Some $25 billion is headed to the five Gulf states that were devastated in the 2010 BP oil disaster. Just a fraction of the government fines and court settlements have been paid — but not all of it will end up repairing the damaged ecosystem.
Louisiana, which suffered the most damage in the spill, has used the fines and settlements to rebuild its coast, one that was already fragile and disappearing. When it took a direct hit from the BP disaster, oil choked off vegetation that is critical to holding together what land is left.
Fourchon Beach on the Caminada Headlands "was and has historically been one of the fastest-eroding beach headlands in North America," says Joni Tuck, grants administrator of the Greater Lafourche Port Commission.
It was down to a narrow strip held together by vegetation.
"If you looked at it from above, there would have been no sand. It would have just been just marsh, mangroves, plants, ocean," Tuck says.
The Gulf had cut through the marsh, and just beyond is Port Fourchon, the south Louisiana port responsible for about one-fifth of the nation's oil and gas production. To protect it, the state used $145 million from a criminal settlement stemming from the oil spill. Sand was barged in from offshore to build back 13 miles of beach.

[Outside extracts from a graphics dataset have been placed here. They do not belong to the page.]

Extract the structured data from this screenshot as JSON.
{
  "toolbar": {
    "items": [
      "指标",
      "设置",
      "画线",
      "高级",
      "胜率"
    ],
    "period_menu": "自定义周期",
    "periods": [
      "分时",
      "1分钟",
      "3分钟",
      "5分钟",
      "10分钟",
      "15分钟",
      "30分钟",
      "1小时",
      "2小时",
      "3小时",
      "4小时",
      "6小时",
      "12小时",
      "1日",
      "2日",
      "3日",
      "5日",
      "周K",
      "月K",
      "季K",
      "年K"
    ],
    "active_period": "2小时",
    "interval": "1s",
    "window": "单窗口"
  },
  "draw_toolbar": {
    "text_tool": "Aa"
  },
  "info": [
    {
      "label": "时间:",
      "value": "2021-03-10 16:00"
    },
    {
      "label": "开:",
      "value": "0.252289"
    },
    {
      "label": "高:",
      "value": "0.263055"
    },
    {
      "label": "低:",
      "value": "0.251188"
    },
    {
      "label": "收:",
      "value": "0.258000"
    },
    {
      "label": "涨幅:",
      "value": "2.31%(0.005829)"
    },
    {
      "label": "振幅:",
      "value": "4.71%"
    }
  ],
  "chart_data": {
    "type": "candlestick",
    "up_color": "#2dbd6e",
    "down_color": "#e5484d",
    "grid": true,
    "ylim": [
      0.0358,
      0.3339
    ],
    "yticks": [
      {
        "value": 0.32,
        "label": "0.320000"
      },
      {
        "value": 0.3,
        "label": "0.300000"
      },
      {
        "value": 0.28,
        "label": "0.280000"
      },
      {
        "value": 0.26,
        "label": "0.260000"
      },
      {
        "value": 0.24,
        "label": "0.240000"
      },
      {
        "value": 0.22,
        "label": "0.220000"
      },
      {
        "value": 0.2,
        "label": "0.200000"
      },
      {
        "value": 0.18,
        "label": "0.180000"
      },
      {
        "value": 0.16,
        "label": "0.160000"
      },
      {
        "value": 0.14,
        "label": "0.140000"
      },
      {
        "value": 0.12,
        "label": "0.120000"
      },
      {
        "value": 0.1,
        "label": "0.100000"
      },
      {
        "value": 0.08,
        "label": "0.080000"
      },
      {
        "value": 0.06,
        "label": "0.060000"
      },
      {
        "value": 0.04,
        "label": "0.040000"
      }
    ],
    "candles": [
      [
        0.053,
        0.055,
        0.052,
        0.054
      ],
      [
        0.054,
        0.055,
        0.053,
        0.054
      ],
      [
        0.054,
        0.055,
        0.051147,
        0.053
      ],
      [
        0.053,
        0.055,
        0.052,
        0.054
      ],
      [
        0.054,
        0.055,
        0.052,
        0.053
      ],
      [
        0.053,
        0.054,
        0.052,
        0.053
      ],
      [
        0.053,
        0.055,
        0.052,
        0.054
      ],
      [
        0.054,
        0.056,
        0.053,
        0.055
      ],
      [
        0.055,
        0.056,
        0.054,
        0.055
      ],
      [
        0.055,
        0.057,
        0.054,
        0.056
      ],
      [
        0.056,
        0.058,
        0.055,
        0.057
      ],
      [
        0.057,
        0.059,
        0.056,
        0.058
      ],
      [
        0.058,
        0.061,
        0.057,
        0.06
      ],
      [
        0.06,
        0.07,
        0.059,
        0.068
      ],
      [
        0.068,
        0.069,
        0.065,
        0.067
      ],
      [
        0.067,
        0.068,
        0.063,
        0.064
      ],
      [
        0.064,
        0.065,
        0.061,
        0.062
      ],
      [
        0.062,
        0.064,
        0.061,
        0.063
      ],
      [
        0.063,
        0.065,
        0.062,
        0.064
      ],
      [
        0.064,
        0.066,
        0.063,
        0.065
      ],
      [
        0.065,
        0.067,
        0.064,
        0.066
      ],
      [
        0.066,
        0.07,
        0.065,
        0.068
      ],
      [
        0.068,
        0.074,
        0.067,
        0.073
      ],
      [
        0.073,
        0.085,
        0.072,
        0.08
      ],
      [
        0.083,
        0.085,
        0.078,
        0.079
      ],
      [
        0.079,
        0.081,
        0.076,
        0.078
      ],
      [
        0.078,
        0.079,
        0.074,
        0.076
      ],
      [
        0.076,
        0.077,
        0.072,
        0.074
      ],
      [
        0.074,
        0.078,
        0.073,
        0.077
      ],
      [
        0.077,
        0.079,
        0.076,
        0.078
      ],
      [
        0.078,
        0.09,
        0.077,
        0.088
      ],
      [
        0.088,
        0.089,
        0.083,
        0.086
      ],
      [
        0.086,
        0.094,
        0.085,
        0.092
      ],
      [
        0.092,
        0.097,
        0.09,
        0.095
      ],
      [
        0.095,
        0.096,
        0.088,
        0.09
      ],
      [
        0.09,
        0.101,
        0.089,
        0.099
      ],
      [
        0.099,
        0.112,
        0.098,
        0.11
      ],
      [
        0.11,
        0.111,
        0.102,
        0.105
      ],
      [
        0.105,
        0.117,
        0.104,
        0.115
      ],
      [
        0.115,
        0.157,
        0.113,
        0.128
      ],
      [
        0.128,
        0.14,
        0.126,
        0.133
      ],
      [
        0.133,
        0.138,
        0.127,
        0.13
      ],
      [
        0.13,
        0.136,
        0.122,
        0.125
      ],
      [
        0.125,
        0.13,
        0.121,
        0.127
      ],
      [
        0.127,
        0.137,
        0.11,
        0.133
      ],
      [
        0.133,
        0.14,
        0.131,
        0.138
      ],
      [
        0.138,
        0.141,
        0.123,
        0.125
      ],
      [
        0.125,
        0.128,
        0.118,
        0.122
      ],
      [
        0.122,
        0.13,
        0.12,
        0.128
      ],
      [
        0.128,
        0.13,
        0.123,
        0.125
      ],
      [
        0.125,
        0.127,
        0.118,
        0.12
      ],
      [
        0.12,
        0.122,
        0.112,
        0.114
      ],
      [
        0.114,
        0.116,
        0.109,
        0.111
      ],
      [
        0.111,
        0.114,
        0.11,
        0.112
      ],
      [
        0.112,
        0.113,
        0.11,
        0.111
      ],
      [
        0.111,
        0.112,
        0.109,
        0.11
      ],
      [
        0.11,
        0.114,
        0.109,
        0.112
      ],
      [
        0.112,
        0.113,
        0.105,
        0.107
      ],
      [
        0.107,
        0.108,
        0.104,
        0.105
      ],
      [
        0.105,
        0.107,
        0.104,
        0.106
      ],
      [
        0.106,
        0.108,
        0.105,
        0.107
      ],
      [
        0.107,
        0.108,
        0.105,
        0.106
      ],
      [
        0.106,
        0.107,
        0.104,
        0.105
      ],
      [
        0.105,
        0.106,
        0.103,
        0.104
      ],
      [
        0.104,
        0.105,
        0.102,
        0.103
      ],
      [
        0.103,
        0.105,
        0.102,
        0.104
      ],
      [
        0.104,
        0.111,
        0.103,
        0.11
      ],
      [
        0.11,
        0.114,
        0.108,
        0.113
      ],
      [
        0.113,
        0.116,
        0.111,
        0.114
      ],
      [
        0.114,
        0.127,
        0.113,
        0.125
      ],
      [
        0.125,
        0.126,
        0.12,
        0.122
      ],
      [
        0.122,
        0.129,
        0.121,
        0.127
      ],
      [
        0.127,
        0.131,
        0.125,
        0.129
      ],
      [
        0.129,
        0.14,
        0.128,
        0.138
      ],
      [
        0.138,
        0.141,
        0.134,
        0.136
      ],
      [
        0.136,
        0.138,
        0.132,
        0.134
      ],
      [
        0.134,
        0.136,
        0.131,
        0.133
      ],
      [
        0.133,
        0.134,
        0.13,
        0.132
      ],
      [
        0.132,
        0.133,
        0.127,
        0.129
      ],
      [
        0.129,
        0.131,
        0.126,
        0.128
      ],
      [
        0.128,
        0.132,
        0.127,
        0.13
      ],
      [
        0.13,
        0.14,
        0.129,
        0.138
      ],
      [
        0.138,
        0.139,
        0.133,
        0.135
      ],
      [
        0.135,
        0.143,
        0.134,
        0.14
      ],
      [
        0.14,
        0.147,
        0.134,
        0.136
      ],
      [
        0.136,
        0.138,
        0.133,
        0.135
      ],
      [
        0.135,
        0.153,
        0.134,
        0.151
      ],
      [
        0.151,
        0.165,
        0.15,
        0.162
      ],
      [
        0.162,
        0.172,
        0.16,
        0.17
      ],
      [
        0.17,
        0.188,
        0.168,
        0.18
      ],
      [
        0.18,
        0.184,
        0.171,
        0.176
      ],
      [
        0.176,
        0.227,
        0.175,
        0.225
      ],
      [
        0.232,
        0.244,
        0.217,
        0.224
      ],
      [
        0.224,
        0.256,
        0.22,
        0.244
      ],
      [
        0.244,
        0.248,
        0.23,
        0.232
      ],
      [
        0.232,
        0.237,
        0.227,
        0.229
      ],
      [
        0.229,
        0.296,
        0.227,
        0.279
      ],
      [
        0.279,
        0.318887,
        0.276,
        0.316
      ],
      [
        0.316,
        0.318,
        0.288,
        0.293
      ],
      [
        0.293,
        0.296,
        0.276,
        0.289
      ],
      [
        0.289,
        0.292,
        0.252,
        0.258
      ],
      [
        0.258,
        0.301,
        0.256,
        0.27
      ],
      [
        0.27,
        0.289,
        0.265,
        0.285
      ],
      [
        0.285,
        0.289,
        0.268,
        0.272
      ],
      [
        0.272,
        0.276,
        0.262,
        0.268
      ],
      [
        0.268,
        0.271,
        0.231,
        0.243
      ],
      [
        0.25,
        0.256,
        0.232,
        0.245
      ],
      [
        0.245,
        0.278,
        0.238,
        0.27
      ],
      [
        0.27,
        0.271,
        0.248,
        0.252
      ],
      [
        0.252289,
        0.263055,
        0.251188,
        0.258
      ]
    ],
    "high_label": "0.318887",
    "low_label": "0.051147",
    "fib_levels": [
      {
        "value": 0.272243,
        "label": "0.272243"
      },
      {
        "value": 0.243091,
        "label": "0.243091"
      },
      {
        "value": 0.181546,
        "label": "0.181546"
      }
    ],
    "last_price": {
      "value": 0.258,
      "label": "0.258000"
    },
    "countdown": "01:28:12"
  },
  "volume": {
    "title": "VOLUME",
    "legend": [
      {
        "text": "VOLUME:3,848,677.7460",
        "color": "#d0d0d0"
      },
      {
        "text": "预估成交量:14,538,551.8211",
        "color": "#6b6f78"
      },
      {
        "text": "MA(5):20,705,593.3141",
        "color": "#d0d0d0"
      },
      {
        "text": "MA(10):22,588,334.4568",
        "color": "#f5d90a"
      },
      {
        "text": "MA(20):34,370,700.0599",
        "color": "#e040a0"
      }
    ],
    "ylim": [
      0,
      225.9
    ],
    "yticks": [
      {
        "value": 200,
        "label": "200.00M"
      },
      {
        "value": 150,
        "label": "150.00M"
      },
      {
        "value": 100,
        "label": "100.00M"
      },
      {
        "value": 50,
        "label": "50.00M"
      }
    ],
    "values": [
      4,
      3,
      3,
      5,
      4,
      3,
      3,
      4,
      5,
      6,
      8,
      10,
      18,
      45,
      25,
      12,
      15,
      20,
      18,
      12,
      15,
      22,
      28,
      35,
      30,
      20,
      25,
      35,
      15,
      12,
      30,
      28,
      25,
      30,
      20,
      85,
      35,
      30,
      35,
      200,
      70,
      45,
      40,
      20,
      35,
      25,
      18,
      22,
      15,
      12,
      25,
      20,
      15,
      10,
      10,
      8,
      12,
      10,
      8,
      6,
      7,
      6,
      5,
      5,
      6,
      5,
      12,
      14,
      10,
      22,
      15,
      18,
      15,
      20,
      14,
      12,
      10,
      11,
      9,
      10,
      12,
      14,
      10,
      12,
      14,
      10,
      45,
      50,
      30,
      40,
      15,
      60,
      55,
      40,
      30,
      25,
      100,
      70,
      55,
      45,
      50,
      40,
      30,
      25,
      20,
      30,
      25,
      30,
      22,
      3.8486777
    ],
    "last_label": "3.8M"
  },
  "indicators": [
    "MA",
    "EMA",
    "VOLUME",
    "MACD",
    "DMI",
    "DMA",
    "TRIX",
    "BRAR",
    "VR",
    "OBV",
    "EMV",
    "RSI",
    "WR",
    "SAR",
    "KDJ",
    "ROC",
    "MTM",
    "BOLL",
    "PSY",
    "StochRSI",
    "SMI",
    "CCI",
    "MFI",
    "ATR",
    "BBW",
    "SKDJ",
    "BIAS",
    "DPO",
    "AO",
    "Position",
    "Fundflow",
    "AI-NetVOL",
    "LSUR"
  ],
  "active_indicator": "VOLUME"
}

Tuck says it's the single largest coastal restoration project ever built in Louisiana, and shows how the billions coming from the BP spill can make a difference.
"This is the best opportunity to put a down payment on our coast's future that we're ever going to get," she says.
The state has a framework for using the money because it already had a long-term restoration plan to combat the coastal erosion crisis.
Other states, however, are not as focused.
"Mississippi and Alabama, in my opinion, are doing the worst," says Cynthia Sarthou, director of the Gulf Restoration Network. She says the temptation is to use the money for pet economic projects instead of long-term environmental restoration.
"I love the environment, but a lot of people live off the environment and so for us, it's both critical to our way of life and to our economy," she says. "And this is an opportunity to do it right."
Following the money isn't easy. It's coming from several places.
The states are receiving the money from several settlements: There is the big $20 billion civil settlement between the federal government, states and BP. There are also criminal settlements topping $4 billion. Those deals have more oversight than cleanup payments and economic damage claims BP paid directly to states and municipalities.
In Biloxi, Miss., the money has been steered to build a baseball stadium. In Louisiana, it was also used to plug a $200 million budget hole, and in Alabama, it was used to repair the state-owned governor's beach mansion. Counties in the Florida Panhandle are worried that the Legislature may loot their oil spill recovery funds.
One project in Alabama is generating the most controversy — a beach lodge at a state park using $58 million set aside to restore natural resources. The beach lodge was not there during the oil spill in 2010, but had been destroyed by Hurricane Ivan six years earlier.
The project director, attorney Cooper Shattuck, defends the plan.
"This is an environmental project," he says.
Shattuck says the hotel will compensate for the human use that was lost when tourists stopped coming to the Alabama Gulf Coast because of oiled waters and beaches.
"The idea is that we have natural resources for a reason and that's for people to enjoy," Shattuck says.
Although federal and state agencies signed off on the hotel as a restoration of recreational use, a federal judge has blocked that allocation, ruling in favor of the Gulf Restoration Network in a lawsuit that seeks to force the state to consider alternatives to the hotel. Alabama could appeal.
Just as BP struggled to stop its oil gusher six years ago, states now struggle with what it means to make the Gulf Coast whole.